Am Ende lässt sich also sagen, dass Sarasin ein komplexes Buch geschrieben hat, das zwei Denker zusammenbringt, die bisher nicht in extenso verglichen wurden. Sein Vorgehen ist elegant, aber auch problematisch, da er der Schwierigkeit kaum entgehen kann, sich seinem Untersuchungsgegenstand anzupassen. (Allenfalls könnte er sich fragen, ob dies nach der postmodernen Wende und dem linguistic turn noch statthaft ist.) In diesem Sinne ist das Buch von Sarasin ehrlich, er appelliert nicht an eine wissenschaftsgläubige Universalwahrheit, er verteidigt keine objektive, meta-diskursive Position bis aufs Blut.

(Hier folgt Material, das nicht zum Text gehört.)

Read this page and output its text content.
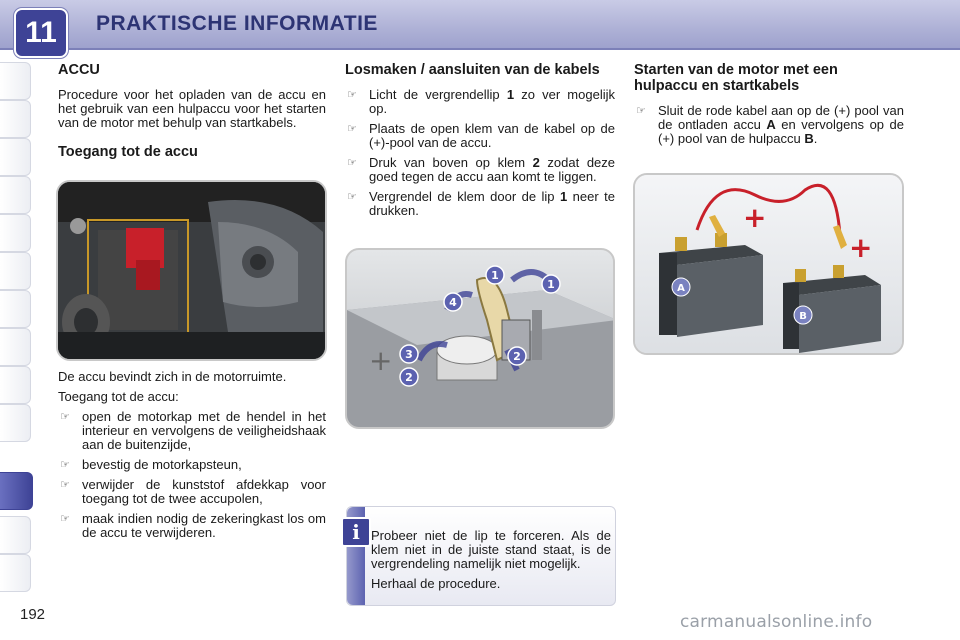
PRAKTISCHE INFORMATIE
11
ACCU

Procedure voor het opladen van de accu en het gebruik van een hulpaccu voor het starten van de motor met behulp van startkabels.

Toegang tot de accu

De accu bevindt zich in de motorruimte.

Toegang tot de accu:

☞ open de motorkap met de hendel in het interieur en vervolgens de veiligheidshaak aan de buitenzijde,
☞ bevestig de motorkapsteun,
☞ verwijder de kunststof afdekkap voor toegang tot de twee accupolen,
☞ maak indien nodig de zekeringkast los om de accu te verwijderen.
Losmaken / aansluiten van de kabels
☞ Licht de vergrendellip 1 zo ver mogelijk op.
☞ Plaats de open klem van de kabel op de (+)-pool van de accu.
☞ Druk van boven op klem 2 zodat deze goed tegen de accu aan komt te liggen.
☞ Vergrendel de klem door de lip 1 neer te drukken.
+
1
1
2
2
3
4
i Probeer niet de lip te forceren. Als de klem niet in de juiste stand staat, is de vergrendeling namelijk niet mogelijk.

Herhaal de procedure.

Starten van de motor met een hulpaccu en startkabels
☞ Sluit de rode kabel aan op de (+) pool van de ontladen accu A en vervolgens op de (+) pool van de hulpaccu B.
A
B
+
+
192	carmanualsonline.info
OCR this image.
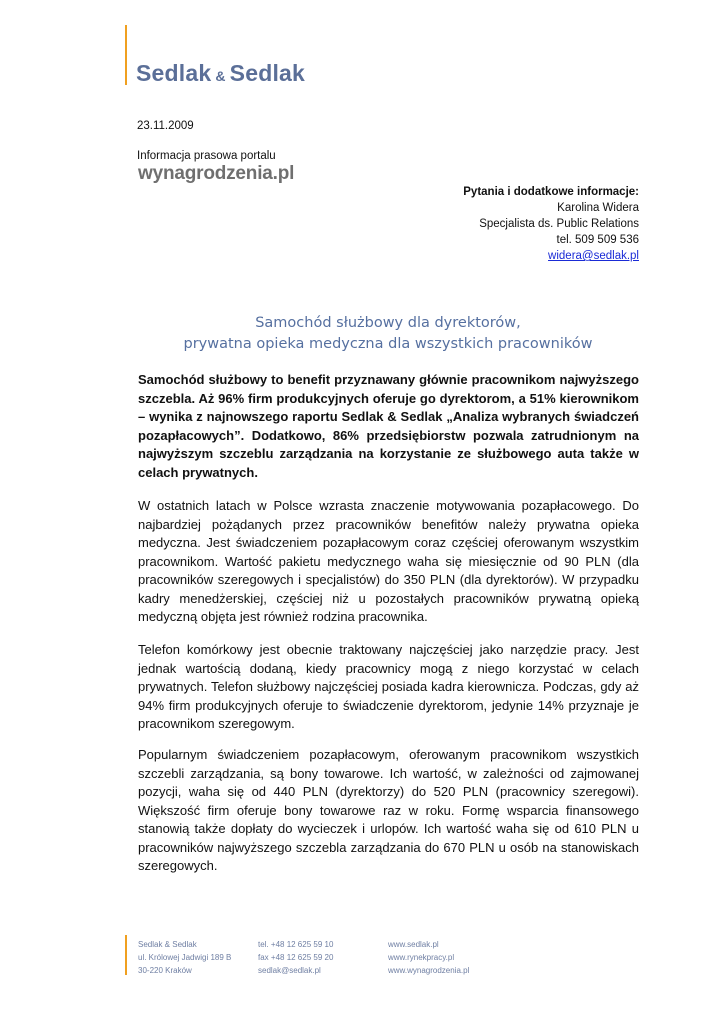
Sedlak & Sedlak
23.11.2009
Informacja prasowa portalu
wynagrodzenia.pl
Pytania i dodatkowe informacje:
Karolina Widera
Specjalista ds. Public Relations
tel. 509 509 536
widera@sedlak.pl
Samochód służbowy dla dyrektorów,
prywatna opieka medyczna dla wszystkich pracowników
Samochód służbowy to benefit przyznawany głównie pracownikom najwyższego szczebla. Aż 96% firm produkcyjnych oferuje go dyrektorom, a 51% kierownikom – wynika z najnowszego raportu Sedlak & Sedlak „Analiza wybranych świadczeń pozapłacowych”. Dodatkowo, 86% przedsiębiorstw pozwala zatrudnionym na najwyższym szczeblu zarządzania na korzystanie ze służbowego auta także w celach prywatnych.
W ostatnich latach w Polsce wzrasta znaczenie motywowania pozapłacowego. Do najbardziej pożądanych przez pracowników benefitów należy prywatna opieka medyczna. Jest świadczeniem pozapłacowym coraz częściej oferowanym wszystkim pracownikom. Wartość pakietu medycznego waha się miesięcznie od 90 PLN (dla pracowników szeregowych i specjalistów) do 350 PLN (dla dyrektorów). W przypadku kadry menedżerskiej, częściej niż u pozostałych pracowników prywatną opieką medyczną objęta jest również rodzina pracownika.
Telefon komórkowy jest obecnie traktowany najczęściej jako narzędzie pracy. Jest jednak wartością dodaną, kiedy pracownicy mogą z niego korzystać w celach prywatnych. Telefon służbowy najczęściej posiada kadra kierownicza. Podczas, gdy aż 94% firm produkcyjnych oferuje to świadczenie dyrektorom, jedynie 14% przyznaje je pracownikom szeregowym.
Popularnym świadczeniem pozapłacowym, oferowanym pracownikom wszystkich szczebli zarządzania, są bony towarowe. Ich wartość, w zależności od zajmowanej pozycji, waha się od 440 PLN (dyrektorzy) do 520 PLN (pracownicy szeregowi). Większość firm oferuje bony towarowe raz w roku. Formę wsparcia finansowego stanowią także dopłaty do wycieczek i urlopów. Ich wartość waha się od 610 PLN u pracowników najwyższego szczebla zarządzania do 670 PLN u osób na stanowiskach szeregowych.
Sedlak & Sedlak
ul. Królowej Jadwigi 189 B
30-220 Kraków
tel. +48 12 625 59 10
fax +48 12 625 59 20
sedlak@sedlak.pl
www.sedlak.pl
www.rynekpracy.pl
www.wynagrodzenia.pl
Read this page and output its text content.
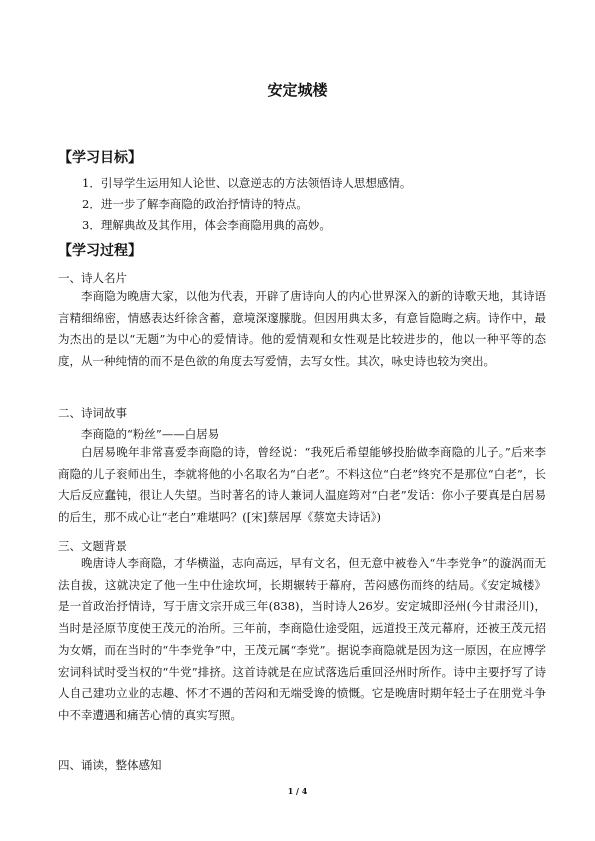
安定城楼
【学习目标】
1．引导学生运用知人论世、以意逆志的方法领悟诗人思想感情。
2．进一步了解李商隐的政治抒情诗的特点。
3．理解典故及其作用，体会李商隐用典的高妙。
【学习过程】
一、诗人名片

李商隐为晚唐大家，以他为代表，开辟了唐诗向人的内心世界深入的新的诗歌天地，其诗语言精细绵密，情感表达纤徐含蓄，意境深邃朦胧。但因用典太多，有意旨隐晦之病。诗作中，最为杰出的是以“无题”为中心的爱情诗。他的爱情观和女性观是比较进步的，他以一种平等的态度，从一种纯情的而不是色欲的角度去写爱情，去写女性。其次，咏史诗也较为突出。

二、诗词故事
李商隐的“粉丝”——白居易

白居易晚年非常喜爱李商隐的诗，曾经说：“我死后希望能够投胎做李商隐的儿子。”后来李商隐的儿子衮师出生，李就将他的小名取名为“白老”。不料这位“白老”终究不是那位“白老”，长大后反应蠢钝，很让人失望。当时著名的诗人兼词人温庭筠对“白老”发话：你小子要真是白居易的后生，那不成心让“老白”难堪吗？([宋]蔡居厚《蔡宽夫诗话》)

三、文题背景

晚唐诗人李商隐，才华横溢，志向高远，早有文名，但无意中被卷入“牛李党争”的漩涡而无法自拔，这就决定了他一生中仕途坎坷，长期辗转于幕府，苦闷感伤而终的结局。《安定城楼》是一首政治抒情诗，写于唐文宗开成三年(838)，当时诗人26岁。安定城即泾州(今甘肃泾川)，当时是泾原节度使王茂元的治所。三年前，李商隐仕途受阻，远道投王茂元幕府，还被王茂元招为女婿，而在当时的“牛李党争”中，王茂元属“李党”。据说李商隐就是因为这一原因，在应博学宏词科试时受当权的“牛党”排挤。这首诗就是在应试落选后重回泾州时所作。诗中主要抒写了诗人自己建功立业的志趣、怀才不遇的苦闷和无端受谗的愤慨。它是晚唐时期年轻士子在朋党斗争中不幸遭遇和痛苦心情的真实写照。

四、诵读，整体感知
1 / 4
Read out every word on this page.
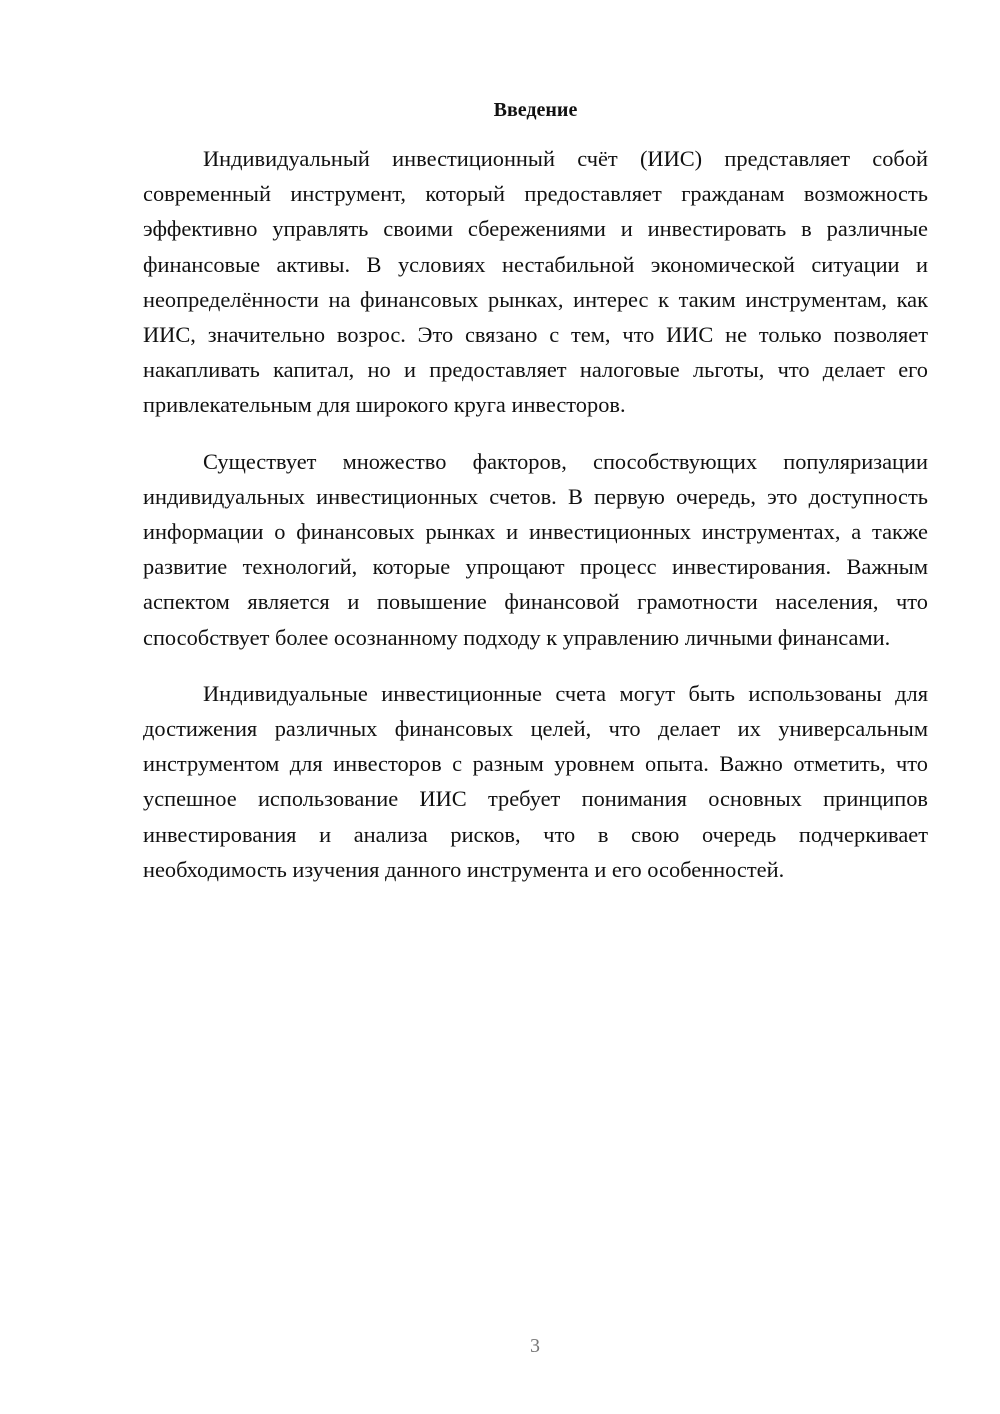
Введение

Индивидуальный инвестиционный счёт (ИИС) представляет собой современный инструмент, который предоставляет гражданам возможность эффективно управлять своими сбережениями и инвестировать в различные финансовые активы. В условиях нестабильной экономической ситуации и неопределённости на финансовых рынках, интерес к таким инструментам, как ИИС, значительно возрос. Это связано с тем, что ИИС не только позволяет накапливать капитал, но и предоставляет налоговые льготы, что делает его привлекательным для широкого круга инвесторов.

Существует множество факторов, способствующих популяризации индивидуальных инвестиционных счетов. В первую очередь, это доступность информации о финансовых рынках и инвестиционных инструментах, а также развитие технологий, которые упрощают процесс инвестирования. Важным аспектом является и повышение финансовой грамотности населения, что способствует более осознанному подходу к управлению личными финансами.

Индивидуальные инвестиционные счета могут быть использованы для достижения различных финансовых целей, что делает их универсальным инструментом для инвесторов с разным уровнем опыта. Важно отметить, что успешное использование ИИС требует понимания основных принципов инвестирования и анализа рисков, что в свою очередь подчеркивает необходимость изучения данного инструмента и его особенностей.

3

Auch wenn seine Exkurse oft in Beliebigkeit abzurutschen scheinen oder er dem unmöglichen Anspruch an eine umfassende Schilderung der historischen Situationen verfällt, kann dieses Buch als ein gelungener Versuch gesehen werden, zwei Wissenschaftler miteinander zu vergleichen, ohne ihre Theorien aneinander anzupassen. Es ließe sich als ein Buch der Brüche beschreiben – Brüche zwischen den Denkern und ihrer Traditionen, ein Bruch mit der Vorstellung eines objektiven Autor/Wissenschaftlers und ein Bruch zwischen Buch und Leser, indem Letzterer durch die collageartige Arbeit auf seine eigenen Lesegewohnheiten gestoßen wird. Will man dieses Buch wirklich lesen können, so muss man mit ihm wüten, es beschimpfen und loben – am Ende wird sich dann zeigen, wie es den Leser selbst geformt hat.